Strapping it down to the bike is really simple. Being made of quite durable materials, I feel pretty confident about just slapping it on the back of the bike and using cam buckle tie-downs to secure it. It does weigh around 4kg so you'll want to ensure you have secured it well.

How Does It Sleep?

Perhaps the biggest question about moving to the swag from a traditional tent setup is just how good do you sleep at night?

From my experience, it's not bad!

While there are definitely pros and cons - in a nutshell, the swag is a cosy place to spend the night. You've got a reasonably comfy foam mattress built-in that insulates you well from the cold hard ground, while the low canvas ceiling (while claustrophobic to some extent) ensures heat doesn't dissipate nearly as quickly as a traditional tent.

One of my favourite bits about the swag is that I can open up the canvas and have fresh air enter right next to my head, yet remain out of sight thanks to the "no see 'em" mesh.
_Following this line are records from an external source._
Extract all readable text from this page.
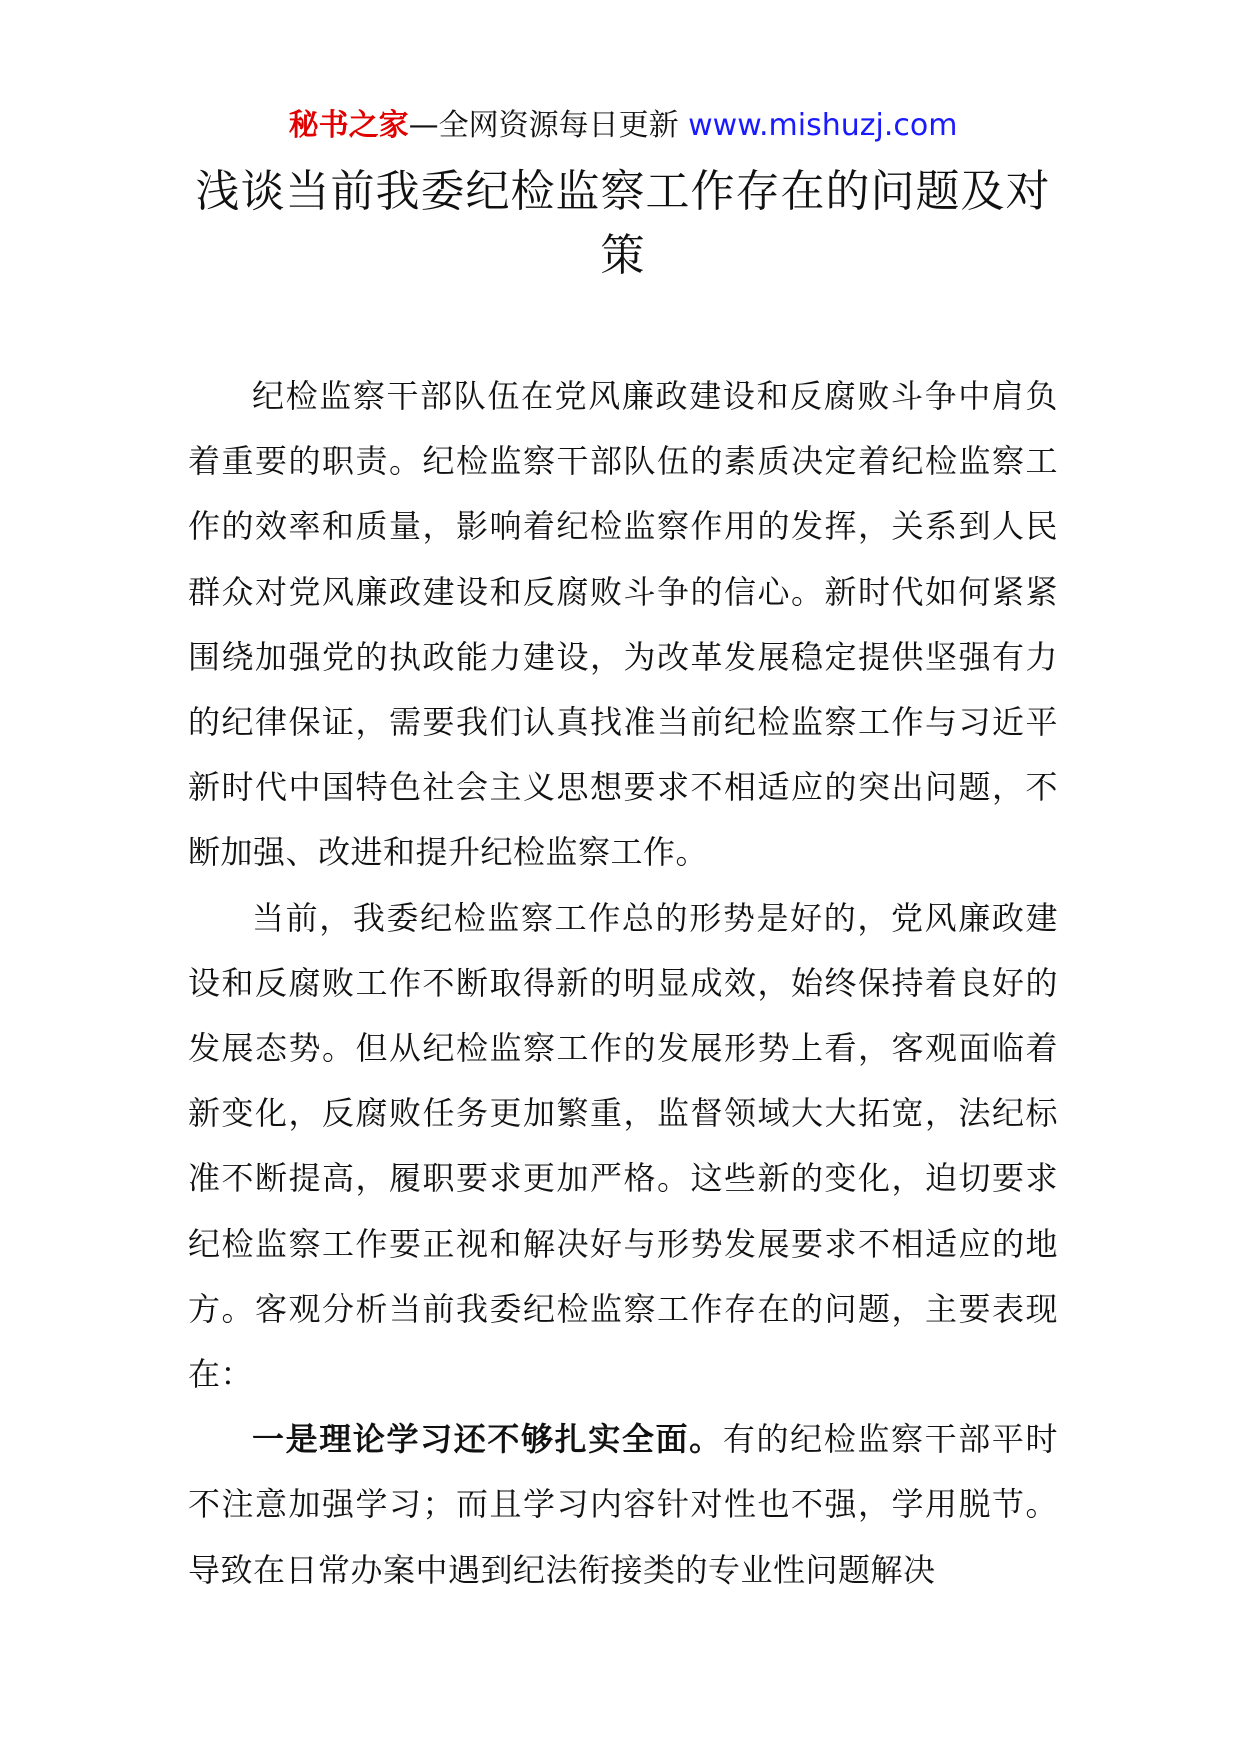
秘书之家—全网资源每日更新 www.mishuzj.com
浅谈当前我委纪检监察工作存在的问题及对策

纪检监察干部队伍在党风廉政建设和反腐败斗争中肩负着重要的职责。纪检监察干部队伍的素质决定着纪检监察工作的效率和质量，影响着纪检监察作用的发挥，关系到人民群众对党风廉政建设和反腐败斗争的信心。新时代如何紧紧围绕加强党的执政能力建设，为改革发展稳定提供坚强有力的纪律保证，需要我们认真找准当前纪检监察工作与习近平新时代中国特色社会主义思想要求不相适应的突出问题，不断加强、改进和提升纪检监察工作。

当前，我委纪检监察工作总的形势是好的，党风廉政建设和反腐败工作不断取得新的明显成效，始终保持着良好的发展态势。但从纪检监察工作的发展形势上看，客观面临着新变化，反腐败任务更加繁重，监督领域大大拓宽，法纪标准不断提高，履职要求更加严格。这些新的变化，迫切要求纪检监察工作要正视和解决好与形势发展要求不相适应的地方。客观分析当前我委纪检监察工作存在的问题，主要表现在：

一是理论学习还不够扎实全面。有的纪检监察干部平时不注意加强学习；而且学习内容针对性也不强，学用脱节。导致在日常办案中遇到纪法衔接类的专业性问题解决
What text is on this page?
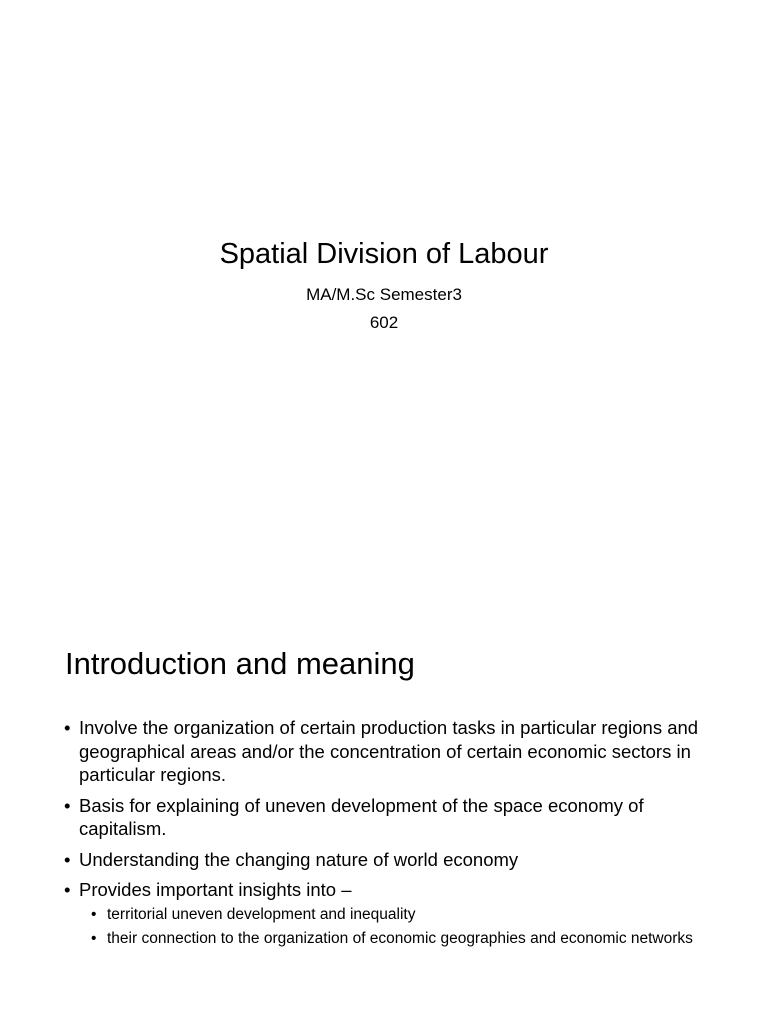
Spatial Division of Labour

MA/M.Sc Semester3

602

Introduction and meaning
• Involve the organization of certain production tasks in particular regions and geographical areas and/or the concentration of certain economic sectors in particular regions.
• Basis for explaining of uneven development of the space economy of capitalism.
• Understanding the changing nature of world economy
• Provides important insights into –
• territorial uneven development and inequality
• their connection to the organization of economic geographies and economic networks
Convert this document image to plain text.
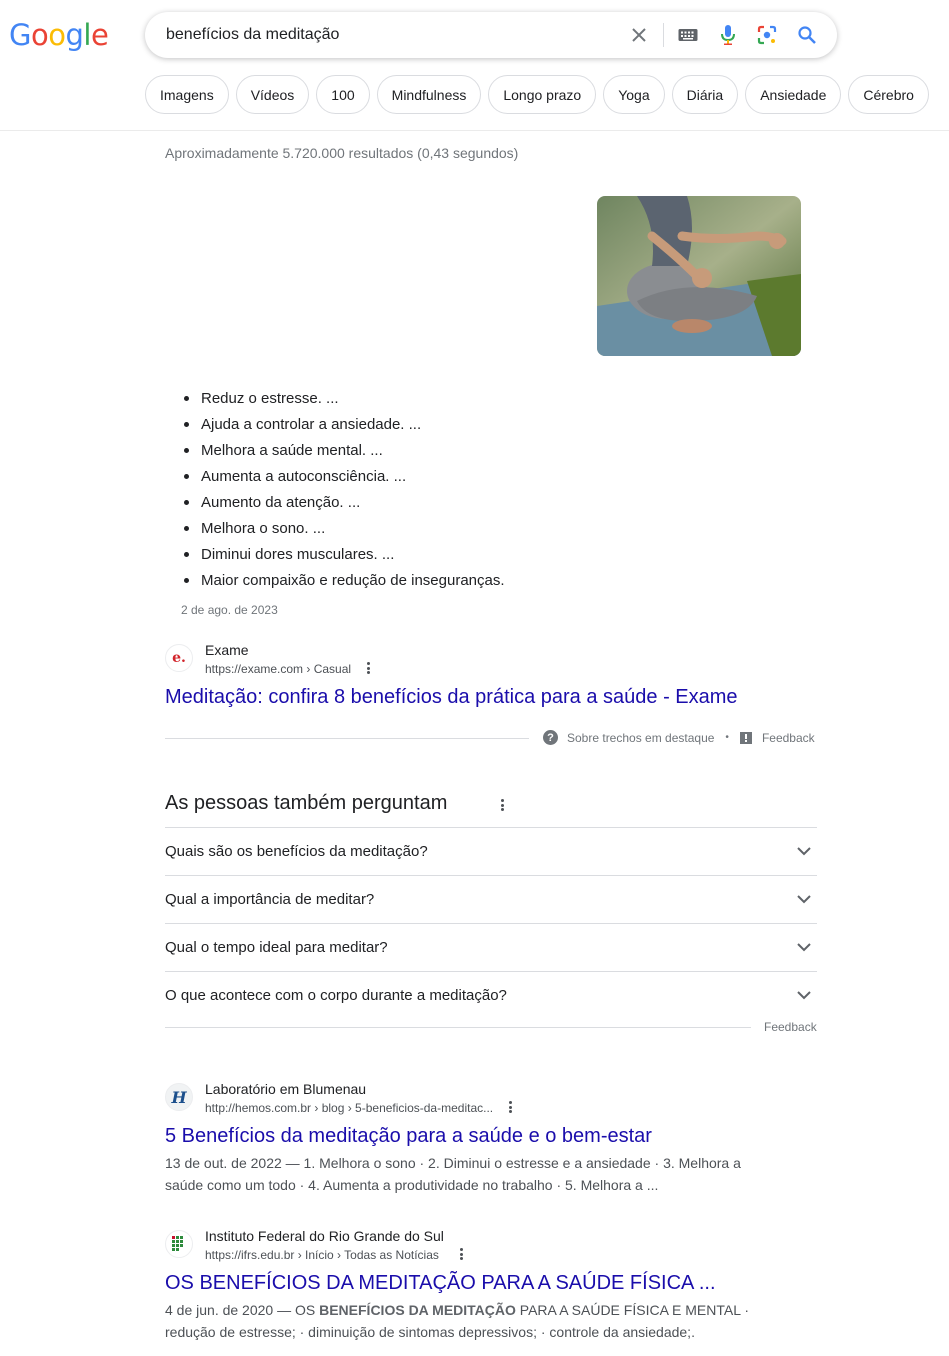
Google	benefícios da meditação
Imagens	Vídeos	100	Mindfulness	Longo prazo	Yoga	Diária	Ansiedade	Cérebro
Aproximadamente 5.720.000 resultados (0,43 segundos)
Reduz o estresse. ...
Ajuda a controlar a ansiedade. ...
Melhora a saúde mental. ...
Aumenta a autoconsciência. ...
Aumento da atenção. ...
Melhora o sono. ...
Diminui dores musculares. ...
Maior compaixão e redução de inseguranças.
2 de ago. de 2023
e. Exame
https://exame.com › Casual
Meditação: confira 8 benefícios da prática para a saúde - Exame
?	Sobre trechos em destaque •	Feedback
As pessoas também perguntam
Quais são os benefícios da meditação?
Qual a importância de meditar?
Qual o tempo ideal para meditar?
O que acontece com o corpo durante a meditação?
Feedback
H Laboratório em Blumenau
http://hemos.com.br › blog › 5-beneficios-da-meditac...
5 Benefícios da meditação para a saúde e o bem-estar
13 de out. de 2022 — 1. Melhora o sono · 2. Diminui o estresse e a ansiedade · 3. Melhora a
saúde como um todo · 4. Aumenta a produtividade no trabalho · 5. Melhora a ...
Instituto Federal do Rio Grande do Sul
https://ifrs.edu.br › Início › Todas as Notícias
OS BENEFÍCIOS DA MEDITAÇÃO PARA A SAÚDE FÍSICA ...
4 de jun. de 2020 — OS BENEFÍCIOS DA MEDITAÇÃO PARA A SAÚDE FÍSICA E MENTAL ·
redução de estresse; · diminuição de sintomas depressivos; · controle da ansiedade;.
I can also crawl out of the swag through this opening if I feel like looking a bit comical to my mates.

I've even tried sleeping with the canvas rolled back, which means you can lie down in relative comfort and stargaze all at once.

You'll still want something for a pillow

Where It's Not As Good As a Tent

The OzTrail swag has plenty of ticks in the pro column, but it still has a few negatives against it too, especially when you're comparing it to a traditional hiking tent favoured by many in the moto camping community.

When it comes to camping with the swag, the biggest negative is the lack of space for storing your kit. There's enough room for a few items, but compared to a tent this is one area the OzTrail falls down. Unlike other swags, there isn't a built-in vestibule at both ends which further restricts where you can store items out of the elements.

As a result, I've started packing a small tarp to cover my filthy riding kit and boots with, as I'd rather keep them out of the small space inside the swag.

The only other negative is the joking from my moto camping mates and their more traditional tents. Yep, the swag can look a bit ridiculous at first, but I definitely find it a decent place to spend the night while out on a ride.

Lastly, and as previously mentioned, the swag doesn't pack down as small or weigh as little as a small dome tent. If ultra-light camping is what you have in mind, then the swag isn't for you.

If, however, you want something that you can literally just throw on the back of your bike with a full sleeping system inside, a swag could be for you.